We are all in the midst of the toughest journey will have ever known, and it is not to belittle anything that happened in your life. You can be sorry about the situation but do not be sorry. You had no hand in this part, but the long-term effects will be on you.
You cannot fathom the depths of the damage each of us has suffered. The torment within our hearts and minds as we struggle daily just to function. We are angry, depressed, anxious and scared. For ourselves and for each other. We all show it, or not, in different ways. This is not to say you never felt sadness or fear or anger, but in this journey, you are the support, not the victim.

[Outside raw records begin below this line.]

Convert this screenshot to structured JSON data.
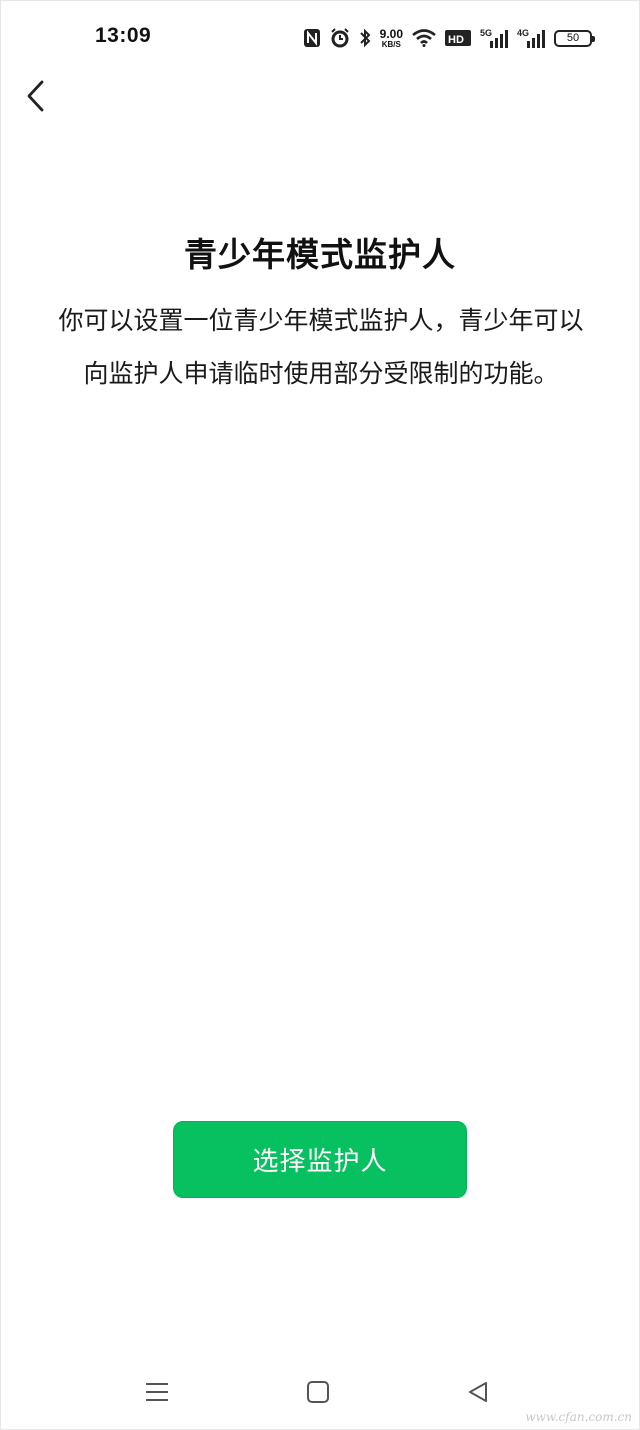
{
  "status_bar": {
    "time": "13:09",
    "net_speed_value": "9.00",
    "net_speed_unit": "KB/S",
    "hd_label": "HD",
    "signal1_label": "5G",
    "signal2_label": "4G",
    "battery_level": "50",
    "icons": [
      "nfc-icon",
      "alarm-icon",
      "bluetooth-icon",
      "wifi-icon",
      "hd-icon",
      "signal-5g-icon",
      "signal-4g-icon",
      "battery-icon"
    ]
  },
  "header": {
    "back_icon": "chevron-left-icon"
  },
  "main": {
    "title": "青少年模式监护人",
    "description": "你可以设置一位青少年模式监护人，青少年可以向监护人申请临时使用部分受限制的功能。"
  },
  "action": {
    "select_label": "选择监护人",
    "accent_color": "#07c160"
  },
  "nav_bar": {
    "icons": [
      "menu-icon",
      "home-icon",
      "back-triangle-icon"
    ]
  },
  "watermark": "www.cfan.com.cn"
}
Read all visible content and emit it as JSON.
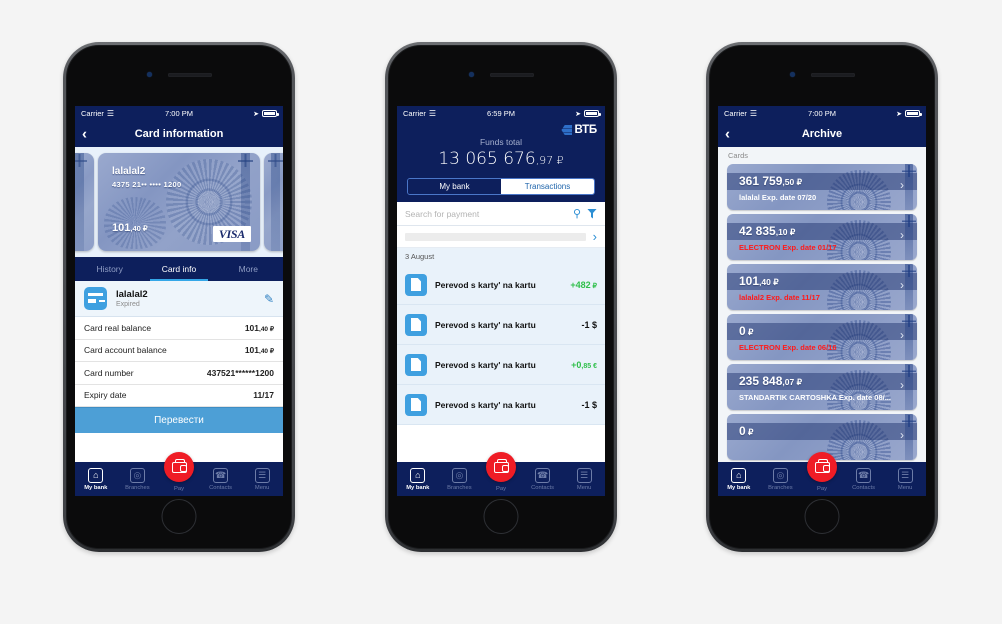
{
  "phone1": {
    "status": {
      "carrier": "Carrier",
      "time": "7:00 PM",
      "wifi_icon": "wifi-icon",
      "location_icon": "location-arrow-icon",
      "battery_icon": "battery-icon"
    },
    "nav": {
      "back_icon": "chevron-left-icon",
      "title": "Card information"
    },
    "card": {
      "name": "lalalal2",
      "number": "4375 21•• •••• 1200",
      "balance_int": "101",
      "balance_frac": ",40 ₽",
      "brand": "VISA"
    },
    "tabs": [
      {
        "label": "History",
        "active": false
      },
      {
        "label": "Card info",
        "active": true
      },
      {
        "label": "More",
        "active": false
      }
    ],
    "account": {
      "name": "lalalal2",
      "status": "Expired",
      "icon": "card-icon",
      "edit_icon": "pencil-icon"
    },
    "rows": [
      {
        "label": "Card real balance",
        "value_int": "101",
        "value_frac": ",40 ₽"
      },
      {
        "label": "Card account balance",
        "value_int": "101",
        "value_frac": ",40 ₽"
      },
      {
        "label": "Card number",
        "value_int": "437521******1200",
        "value_frac": ""
      },
      {
        "label": "Expiry date",
        "value_int": "11/17",
        "value_frac": ""
      }
    ],
    "cta": "Перевести",
    "tabbar": [
      {
        "label": "My bank",
        "icon": "home-icon",
        "glyph": "⌂",
        "active": true
      },
      {
        "label": "Branches",
        "icon": "map-pin-icon",
        "glyph": "⌖",
        "active": false
      },
      {
        "label": "Pay",
        "icon": "wallet-icon",
        "glyph": "",
        "active": false
      },
      {
        "label": "Contacts",
        "icon": "phone-icon",
        "glyph": "✆",
        "active": false
      },
      {
        "label": "Menu",
        "icon": "menu-icon",
        "glyph": "☰",
        "active": false
      }
    ]
  },
  "phone2": {
    "status": {
      "carrier": "Carrier",
      "time": "6:59 PM",
      "wifi_icon": "wifi-icon",
      "location_icon": "location-arrow-icon",
      "battery_icon": "battery-icon"
    },
    "brand": {
      "logo_icon": "vtb-logo-icon",
      "name": "ВТБ"
    },
    "funds": {
      "label": "Funds total",
      "amount_int": "13 065 676",
      "amount_frac": ",97 ₽"
    },
    "segments": [
      {
        "label": "My bank",
        "active": true
      },
      {
        "label": "Transactions",
        "active": false
      }
    ],
    "search": {
      "placeholder": "Search for payment",
      "search_icon": "search-icon",
      "filter_icon": "filter-icon",
      "next_icon": "chevron-right-icon"
    },
    "date_header": "3 August",
    "transactions": [
      {
        "icon": "document-icon",
        "name": "Perevod s karty' na kartu",
        "amount_int": "+482",
        "amount_frac": " ₽",
        "color": "#2fbf4a"
      },
      {
        "icon": "document-icon",
        "name": "Perevod s karty' na kartu",
        "amount_int": "-1",
        "amount_frac": " $",
        "color": "#111111"
      },
      {
        "icon": "document-icon",
        "name": "Perevod s karty' na kartu",
        "amount_int": "+0",
        "amount_frac": ",85 €",
        "color": "#2fbf4a"
      },
      {
        "icon": "document-icon",
        "name": "Perevod s karty' na kartu",
        "amount_int": "-1",
        "amount_frac": " $",
        "color": "#111111"
      }
    ],
    "tabbar": [
      {
        "label": "My bank",
        "icon": "home-icon",
        "glyph": "⌂",
        "active": true
      },
      {
        "label": "Branches",
        "icon": "map-pin-icon",
        "glyph": "⌖",
        "active": false
      },
      {
        "label": "Pay",
        "icon": "wallet-icon",
        "glyph": "",
        "active": false
      },
      {
        "label": "Contacts",
        "icon": "phone-icon",
        "glyph": "✆",
        "active": false
      },
      {
        "label": "Menu",
        "icon": "menu-icon",
        "glyph": "☰",
        "active": false
      }
    ]
  },
  "phone3": {
    "status": {
      "carrier": "Carrier",
      "time": "7:00 PM",
      "wifi_icon": "wifi-icon",
      "location_icon": "location-arrow-icon",
      "battery_icon": "battery-icon"
    },
    "nav": {
      "back_icon": "chevron-left-icon",
      "title": "Archive"
    },
    "section_label": "Cards",
    "cards": [
      {
        "amount_int": "361 759",
        "amount_frac": ",50 ₽",
        "sub": "lalalal Exp. date 07/20",
        "sub_color": "#ffffff"
      },
      {
        "amount_int": "42 835",
        "amount_frac": ",10 ₽",
        "sub": "ELECTRON Exp. date 01/17",
        "sub_color": "#ff1a1a"
      },
      {
        "amount_int": "101",
        "amount_frac": ",40 ₽",
        "sub": "lalalal2 Exp. date 11/17",
        "sub_color": "#ff1a1a"
      },
      {
        "amount_int": "0",
        "amount_frac": " ₽",
        "sub": "ELECTRON Exp. date 06/16",
        "sub_color": "#ff1a1a"
      },
      {
        "amount_int": "235 848",
        "amount_frac": ",07 ₽",
        "sub": "STANDARTIK CARTOSHKA Exp. date 08/...",
        "sub_color": "#ffffff"
      },
      {
        "amount_int": "0",
        "amount_frac": " ₽",
        "sub": "",
        "sub_color": "#ffffff"
      }
    ],
    "tabbar": [
      {
        "label": "My bank",
        "icon": "home-icon",
        "glyph": "⌂",
        "active": true
      },
      {
        "label": "Branches",
        "icon": "map-pin-icon",
        "glyph": "⌖",
        "active": false
      },
      {
        "label": "Pay",
        "icon": "wallet-icon",
        "glyph": "",
        "active": false
      },
      {
        "label": "Contacts",
        "icon": "phone-icon",
        "glyph": "✆",
        "active": false
      },
      {
        "label": "Menu",
        "icon": "menu-icon",
        "glyph": "☰",
        "active": false
      }
    ]
  }
}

You must learn to not only listen but to HEAR. You must understand that we are all in tremendous pain, and inside our heads is a terrible place to be.
You manifest the feelings we have or display, make the, your own and without realizing it, you are alienating your blood. Your family is hurting, and I trauma, and making demands and forcing control when you are not fully aware is a dangerous game. Again, what are you willing to risk for your words, actions and beliefs. Are they your own or self-imposed to fit in? Be brutally honest with yourself because the right answer may be the wrong answer. Think, I beg of you, think on the words you say and the time you use to say them. None of us is perfect, and we are all broken. You will be hurt, angry, and sad. You may not like hearing what we say, but you need to hear it, listen, internalize and act accordingly. Apologies will need to be made if you want to work on repairing what is now a painfully taut balance. If you stumble the wrong way, you will find yourself pushed out, bereft and devoid of one you love the most.

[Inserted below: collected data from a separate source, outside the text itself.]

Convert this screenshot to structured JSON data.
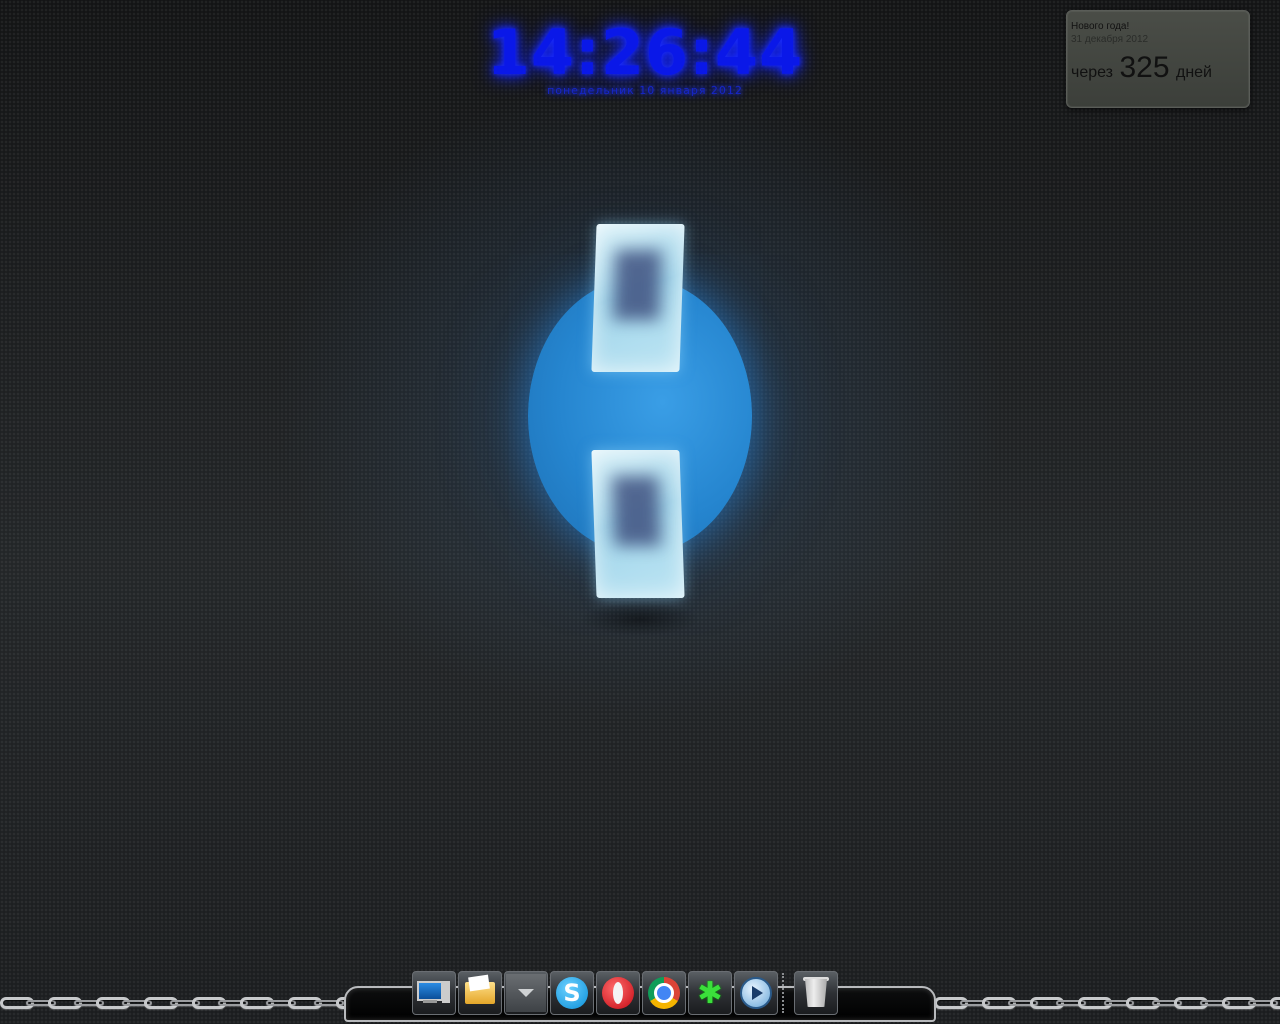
{
  "clock": {
    "time": "14:26:44",
    "date": "понедельник 10 января 2012"
  },
  "countdown": {
    "title": "Нового года!",
    "date": "31 декабря 2012",
    "prefix": "через",
    "number": "325",
    "suffix": "дней"
  },
  "dock": {
    "items": [
      {
        "name": "computer",
        "icon": "computer-icon"
      },
      {
        "name": "documents-folder",
        "icon": "folder-icon"
      },
      {
        "name": "stack",
        "icon": "arrow-down-icon"
      },
      {
        "name": "skype",
        "icon": "skype-icon",
        "glyph": "S"
      },
      {
        "name": "opera",
        "icon": "opera-icon"
      },
      {
        "name": "chrome",
        "icon": "chrome-icon"
      },
      {
        "name": "icq",
        "icon": "icq-flower-icon",
        "glyph": "✱"
      },
      {
        "name": "media-player",
        "icon": "media-player-icon"
      },
      {
        "name": "recycle-bin",
        "icon": "trash-icon"
      }
    ]
  },
  "colors": {
    "clock": "#0a18e8",
    "logo_blue": "#2585cf",
    "background": "#1a1c1e"
  }
}
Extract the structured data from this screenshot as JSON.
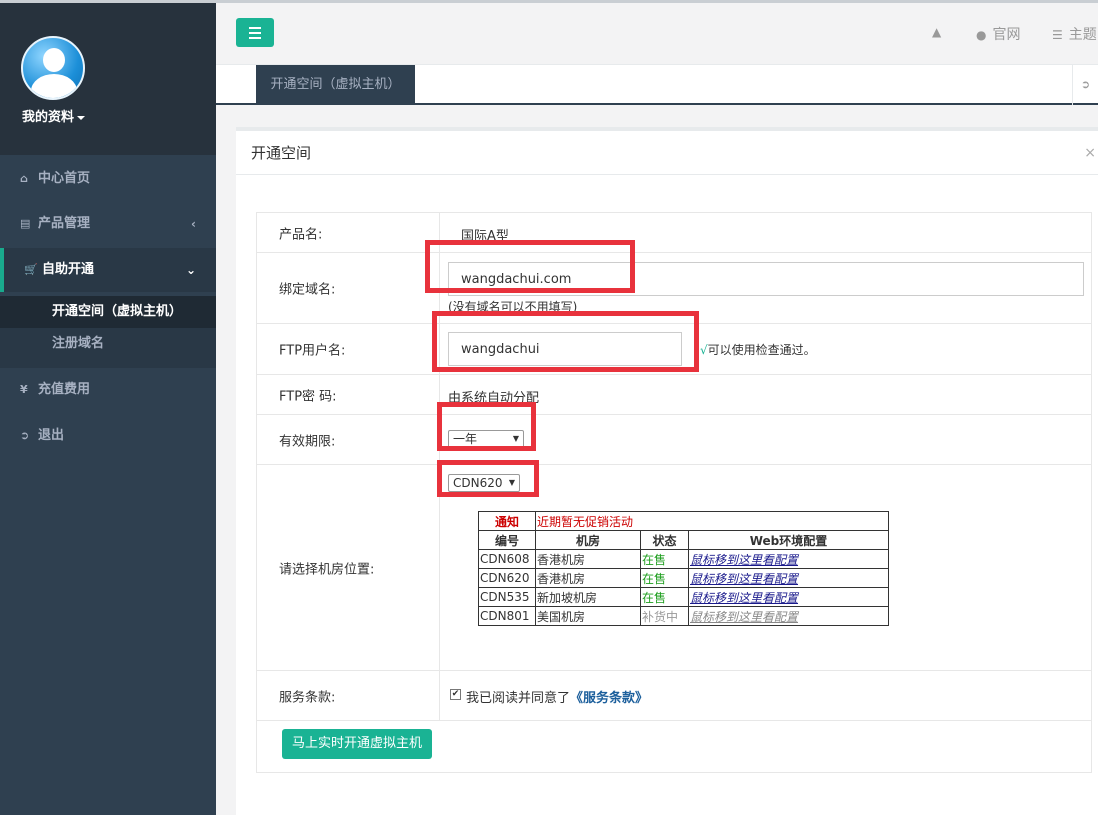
{
  "sidebar": {
    "profile_name": "我的资料",
    "items": [
      {
        "icon": "home-icon",
        "label": "中心首页"
      },
      {
        "icon": "server-icon",
        "label": "产品管理"
      },
      {
        "icon": "cart-icon",
        "label": "自助开通"
      },
      {
        "icon": "yen-icon",
        "label": "充值费用"
      },
      {
        "icon": "signout-icon",
        "label": "退出"
      }
    ],
    "subitems": [
      {
        "label": "开通空间（虚拟主机）"
      },
      {
        "label": "注册域名"
      }
    ]
  },
  "topbar": {
    "links": [
      {
        "icon": "bell-icon",
        "label": ""
      },
      {
        "icon": "globe-icon",
        "label": "官网"
      },
      {
        "icon": "list-icon",
        "label": "主题"
      }
    ]
  },
  "tabbar": {
    "active_tab": "开通空间（虚拟主机）"
  },
  "panel": {
    "title": "开通空间",
    "close": "×"
  },
  "form": {
    "product_label": "产品名:",
    "product_value": "国际A型",
    "domain_label": "绑定域名:",
    "domain_value": "wangdachui.com",
    "domain_hint": "(没有域名可以不用填写)",
    "ftp_user_label": "FTP用户名:",
    "ftp_user_value": "wangdachui",
    "ftp_check_mark": "√",
    "ftp_check_text": "可以使用检查通过。",
    "ftp_pass_label": "FTP密 码:",
    "ftp_pass_value": "由系统自动分配",
    "period_label": "有效期限:",
    "period_value": "一年",
    "room_label": "请选择机房位置:",
    "room_value": "CDN620",
    "terms_label": "服务条款:",
    "terms_text": "我已阅读并同意了",
    "terms_link": "《服务条款》",
    "submit_label": "马上实时开通虚拟主机"
  },
  "room_table": {
    "notice_label": "通知",
    "notice_text": "近期暂无促销活动",
    "headers": [
      "编号",
      "机房",
      "状态",
      "Web环境配置"
    ],
    "rows": [
      [
        "CDN608",
        "香港机房",
        "在售",
        "鼠标移到这里看配置"
      ],
      [
        "CDN620",
        "香港机房",
        "在售",
        "鼠标移到这里看配置"
      ],
      [
        "CDN535",
        "新加坡机房",
        "在售",
        "鼠标移到这里看配置"
      ],
      [
        "CDN801",
        "美国机房",
        "补货中",
        "鼠标移到这里看配置"
      ]
    ]
  },
  "colors": {
    "sidebar_bg": "#2f4050",
    "accent": "#1ab394",
    "highlight": "#e8323c",
    "in_stock": "#1e9e1e",
    "notice": "#cc0000"
  }
}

Love is accepting the imperfection and independence of those people whom you call family. It is being nonjudgmental and careful since times have changed, and as humans, evolution is hard. Personality shaped by our environment is not doomed to exist forever, it can be manipulated to a greater understanding of the dynamics of love and acceptance with no strings, no pained words and strained relationships.
This will be the hardest truth you will ever need to face. You must step away from yourself, your past, and your history and try to understand today's situation. The moment to moment existence we are each coping with every day. We are at the bottom of the mountain as must face the perils of the uphill, twisted climb to reach our peace, our salvation and understanding. Give us that. Join us on the journey. But please, step back and try to temper your words, your tone and thoughts. Do not take mine, even if I am venting, and make them your own, in anger and moments when we feel hurt, we do and say things that are not necessarily what we mean with our hearts, and these are the dangerous words and times. We are always growing, and it is not about you. Nobody questioned your giving nature, but are you doing it for the right reasons? Think hard and dissect your answers and thoughts cautiously. Be prepared to cry, to offer apologies and to hurt, as we are all not who we seem to be.